The Sachar Committee findings are public. The Prime Minister has issued a revamped 15-point programme for minorities. A Minority Affairs Ministry has been constituted. But along comes a constitutional conundrum. It is unconstitutional to treat Muslims as development subjects. I learned this during a meeting of one of the Eleventh Plan working groups constituted by the Planning Commission. The working group, faced with appalling data on Muslims, was logically proposing targeted development schemes for Muslims with separate line budgets that could be monitored.
We were stopped in our tracks by a senior bureaucrat. “Ma’am, it is not constitutional to have schemes just for Muslims. We cannot design schemes for Muslims, or have budgetary allocations for Muslims, or call Muslims, Muslims. It is simply not constitutional. The Constitution makes special mention of SCs and STs for affirmative intervention, not of Muslims. We can only have intervention for all minorities. And even that might not be constitutionally kosher.” Members of the working group blustered at the absurdity of it. Christians, Parsis, Sikhs, Buddhists — they all have literacy rates above the national average. Muslims hover at 59 per cent. Muslim women have the lowest work participation rate in the country, of just 14 per cent. Sorry. Not constitutional.
I went scrambling for the Constitution. Article 46, Directive Principles of State Policy: promotion of educational and economic interests of Scheduled Castes, Scheduled Tribes and other weaker sections — “The State shall promote with special care the educational and economic interests of the weaker sections of the people and, in particular, of the Scheduled Castes and the Scheduled Tribes…” There is no particular mention of Muslims. This is apparently the official basis for 60 years of neglect, and the educational and economic devastation of Indian Muslims. A blatant abuse of the spirit of our Constitution, if ever there was one. Using the Indian Constitution to justify systemic institutional discrimination is indeed pretty low.
So how do we propose to solve a problem we cannot name? Clearly, either amend the Constitution or interpret it according to its spirit. Fundamental Rights, Article 15: Prohibition of discrimination on grounds of religion, race, caste, sex or place of birth. Article 16: Equality of opportunity in matters of public employment. Article 38 and 41 of the Directive Principles: State responsibility to promote social, economic and political justice; to act when citizens suffer from “undeserved want”.
I could go on citing chapter and verse. The Constitution is a generous document, but its interlocutors have been less so. The Eleventh Five-Year Plan poses a historic challenge to this country’s planners to turn things around. The only way forward is to stop this coyness. Call Muslims, Muslims. Shift lenses, change paradigms.
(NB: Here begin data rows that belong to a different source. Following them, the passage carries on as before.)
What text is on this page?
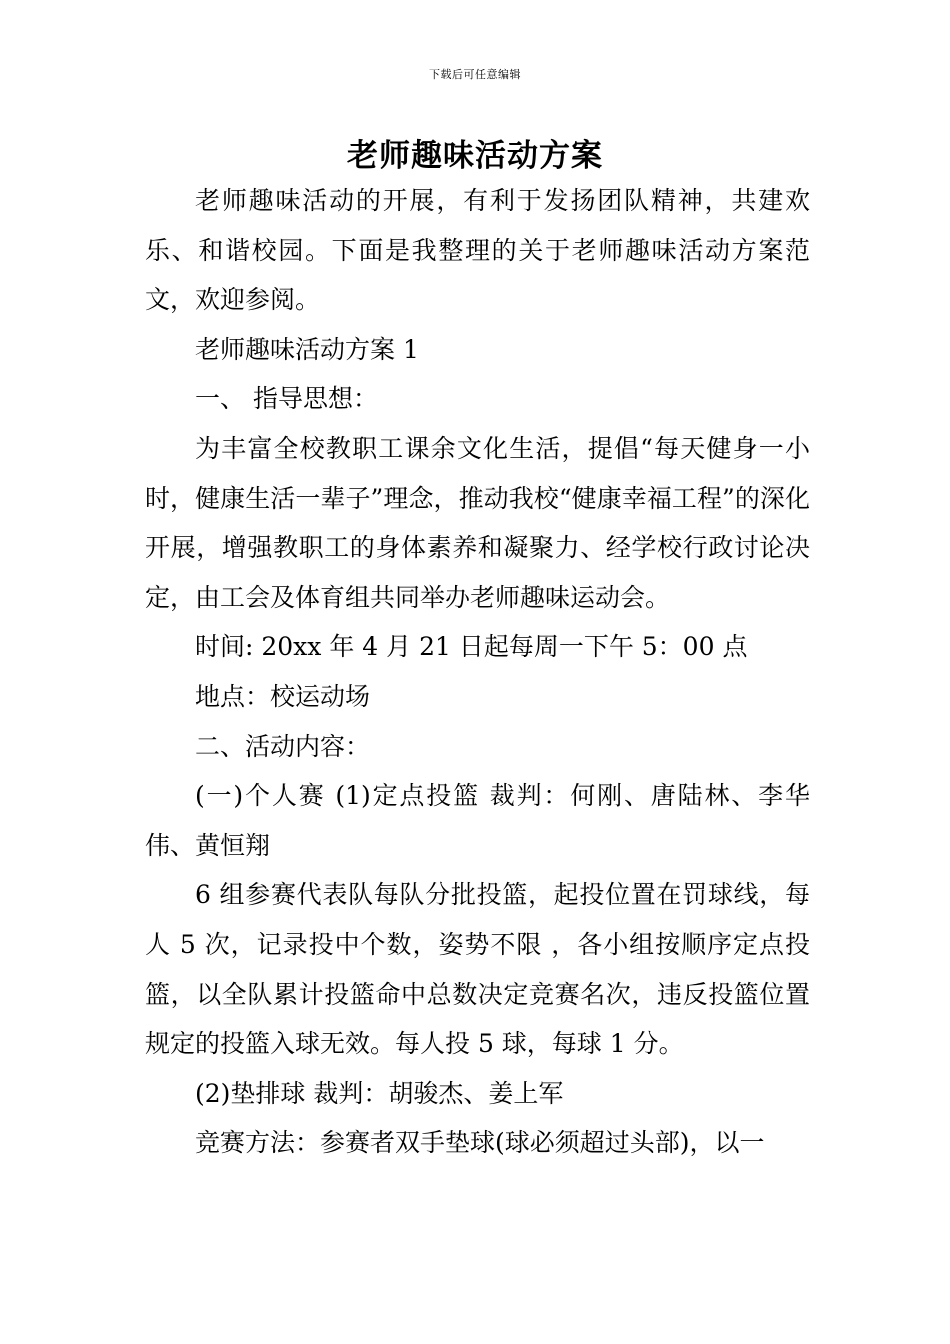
下载后可任意编辑
老师趣味活动方案

老师趣味活动的开展，有利于发扬团队精神，共建欢乐、和谐校园。下面是我整理的关于老师趣味活动方案范文，欢迎参阅。

老师趣味活动方案 1

一、 指导思想：

为丰富全校教职工课余文化生活，提倡“每天健身一小时，健康生活一辈子”理念，推动我校“健康幸福工程”的深化开展，增强教职工的身体素养和凝聚力、经学校行政讨论决定，由工会及体育组共同举办老师趣味运动会。

时间: 20xx 年 4 月 21 日起每周一下午 5：00 点

地点：校运动场

二、活动内容：

(一)个人赛 (1)定点投篮 裁判：何刚、唐陆林、李华伟、黄恒翔

6 组参赛代表队每队分批投篮，起投位置在罚球线，每人 5 次，记录投中个数，姿势不限 ，各小组按顺序定点投篮，以全队累计投篮命中总数决定竞赛名次，违反投篮位置规定的投篮入球无效。每人投 5 球，每球 1 分。

(2)垫排球 裁判：胡骏杰、姜上军

竞赛方法：参赛者双手垫球(球必须超过头部)，以一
For once, see them not as a ‘religious community’ (of veils and fatwas), but as development subjects, suffering from ‘undeserved want’. Accordingly, design interventions, schemes and programmes with ‘Muslim’ targets, that will be monitored and met.
As secular society puts its weight behind Muslim women’s right to shed the veil, let us build up equal enthusiasm for the Muslim girl’s right to get a decent education and a public sector job. By all means, have a liberal interpretation of the Quran, but along with it, a just interpretation of the Constitution of India.